Cette mesure alignerait les règles du Parlement concernant les anciens eurodéputés sur celles des autres institutions de l’UE pour les anciens fonctionnaires. Il s’agit de l’une des propositions déposées par la présidente de l’institution, Roberta Metsola.
Le projet sera discuté lors d’une réunion entre Mme Metsola et les dirigeants des groupes politiques lors de la Conférence des présidents, mercredi (8 février).
Le scandale du Qatargate, qui a entraîné l’arrestation d’une poignée d’eurodéputés et l’ouverture d’une enquête sur des allégations de versements reçus de l’État émirati en échange d’un soutien politique, a incité les fonctionnaires à renforcer la règlementation et les règles internes du Parlement.

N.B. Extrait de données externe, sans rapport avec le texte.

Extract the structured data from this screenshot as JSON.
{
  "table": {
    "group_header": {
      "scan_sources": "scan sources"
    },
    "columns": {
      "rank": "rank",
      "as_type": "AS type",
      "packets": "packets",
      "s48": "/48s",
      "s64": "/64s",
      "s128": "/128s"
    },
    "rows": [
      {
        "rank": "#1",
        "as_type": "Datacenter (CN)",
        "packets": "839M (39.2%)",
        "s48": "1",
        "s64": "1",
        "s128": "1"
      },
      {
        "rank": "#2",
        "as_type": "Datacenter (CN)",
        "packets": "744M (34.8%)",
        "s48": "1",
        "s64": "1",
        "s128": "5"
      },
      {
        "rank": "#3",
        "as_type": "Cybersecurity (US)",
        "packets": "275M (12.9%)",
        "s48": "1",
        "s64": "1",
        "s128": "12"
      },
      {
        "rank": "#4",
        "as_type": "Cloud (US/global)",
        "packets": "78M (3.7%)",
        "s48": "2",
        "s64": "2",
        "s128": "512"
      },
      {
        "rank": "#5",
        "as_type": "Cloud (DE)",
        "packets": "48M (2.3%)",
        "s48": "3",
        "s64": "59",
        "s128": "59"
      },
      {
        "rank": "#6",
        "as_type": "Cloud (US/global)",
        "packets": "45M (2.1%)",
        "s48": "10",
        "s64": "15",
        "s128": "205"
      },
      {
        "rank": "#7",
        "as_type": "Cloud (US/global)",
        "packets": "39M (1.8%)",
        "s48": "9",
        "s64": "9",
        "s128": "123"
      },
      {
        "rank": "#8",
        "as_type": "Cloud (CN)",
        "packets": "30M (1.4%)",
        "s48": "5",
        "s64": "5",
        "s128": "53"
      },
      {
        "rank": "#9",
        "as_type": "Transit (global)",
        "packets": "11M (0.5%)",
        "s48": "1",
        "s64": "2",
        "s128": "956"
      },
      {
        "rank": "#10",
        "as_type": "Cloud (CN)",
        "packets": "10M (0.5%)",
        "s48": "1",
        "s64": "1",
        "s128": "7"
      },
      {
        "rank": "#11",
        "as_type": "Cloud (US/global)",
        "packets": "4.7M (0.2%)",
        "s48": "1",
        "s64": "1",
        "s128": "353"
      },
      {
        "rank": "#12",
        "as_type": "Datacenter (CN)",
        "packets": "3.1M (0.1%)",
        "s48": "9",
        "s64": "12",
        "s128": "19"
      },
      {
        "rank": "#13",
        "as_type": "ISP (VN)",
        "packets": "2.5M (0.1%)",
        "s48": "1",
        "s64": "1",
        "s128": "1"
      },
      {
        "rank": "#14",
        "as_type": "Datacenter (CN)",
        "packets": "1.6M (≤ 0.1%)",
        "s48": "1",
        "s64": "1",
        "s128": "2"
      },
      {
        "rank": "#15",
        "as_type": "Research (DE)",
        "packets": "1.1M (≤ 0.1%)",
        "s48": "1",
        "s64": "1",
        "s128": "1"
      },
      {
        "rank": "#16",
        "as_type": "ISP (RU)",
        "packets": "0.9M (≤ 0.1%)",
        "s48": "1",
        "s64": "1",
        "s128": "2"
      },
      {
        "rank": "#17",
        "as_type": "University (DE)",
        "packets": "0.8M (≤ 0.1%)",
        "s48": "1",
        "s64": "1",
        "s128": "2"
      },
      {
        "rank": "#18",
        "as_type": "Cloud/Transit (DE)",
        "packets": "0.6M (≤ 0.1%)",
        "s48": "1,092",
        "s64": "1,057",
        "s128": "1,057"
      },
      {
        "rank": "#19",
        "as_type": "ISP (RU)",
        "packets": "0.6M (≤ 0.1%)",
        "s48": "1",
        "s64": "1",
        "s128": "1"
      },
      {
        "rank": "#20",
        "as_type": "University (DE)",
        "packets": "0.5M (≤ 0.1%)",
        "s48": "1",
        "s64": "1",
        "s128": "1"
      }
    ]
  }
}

« Un délai sera introduit pour les anciens députés qui souhaitent faire du lobbying auprès du Parlement. Pendant une période de six mois suivant la fin de leur mandat, les anciens députés ne seront pas autorisés à faire du lobbying auprès de l’institution », peut-on lire dans le document.
En vertu des nouvelles règles, les anciens eurodéputés devraient également perdre leur laissez-passer parlementaire permanent.
Un badge spécifique sera créé pour les anciens eurodéputés et les anciens membres du personnel « qui entrent au Parlement [européen] en tant que représentants d’intérêts afin que ces derniers soient identifiables », précise le document.
Une comparaison
Une première version de la proposition a été présentée lors de la précédente réunion de la Conférence des présidents, à la mi-janvier.
Ce projet, qui a fait l’objet d’une fuite, prévoit également de renforcer la surveillance des groupes d’intérêt et des organisations de la société civile qui traitent avec le Parlement, de rendre obligatoire l’enregistrement des réunions et des cadeaux offerts aux législateurs européens, d’interdire les « groupes d’amitié » avec des pays tiers et d’assurer un contrôle total de la commission des affaires étrangères (AFET) sur les relations avec les pays tiers.
Le document ne fait référence qu’à la lutte contre la corruption liée à des pays tiers ; il n’y a aucune mention de mesures relatives aux États membres du bloc.
Registre de transparence
Le rôle du registre de transparence est plus détaillé : il ne s’agirait pas seulement d’un « registre », puisqu’un organisme de contrôle chargé de vérifier et d’effectuer des contrôles ad hoc sur la conformité des groupes de lobbying et des ONG serait également mis en place. Son rôle serait d’assurer qu’ils sont autorisés à participer, à parrainer ou à organiser des événements au Parlement et à participer aux travaux des commissions parlementaires.
« Des dispositions spécifiques s’appliquent aux représentants d’intérêts qui n’entrent pas dans le champ d’application du registre de transparence et lorsque la participation aux événements du Parlement européen pourrait porter atteinte à la protection de la vie ou de l’intégrité de l’individu ou lorsque d’autres raisons d’intérêt public exigent la confidentialité », indique le document.
« Le Secrétariat du registre de transparence effectuera également des contrôles réguliers et aléatoires de l’exactitude, de la pertinence et de la mise à jour des informations fournies par les organisations du registre. Le Secrétariat devrait être mandaté pour effectuer des contrôles approfondis des représentants d’intérêts afin de vérifier les flux financiers et les liens avec des pays tiers. »
Aucun pouvoir pour créer un organe d’éthique
Dans une résolution de septembre 2021, le Parlement a proposé la création d’un organe d’éthique pour traiter la corruption et les conflits d’intérêts. Cependant, il n’a pas le pouvoir de le faire sans une proposition formelle de la Commission européenne, celle-ci détenant le monopole de l’initiative législative.
Le président du groupe Renew Europe, Stéphane Séjourné, a confié à EURACTIV que son groupe demandera un débat en séance plénière sur la création d’un « organe d’éthique interinstitutionnel » cette après-midi.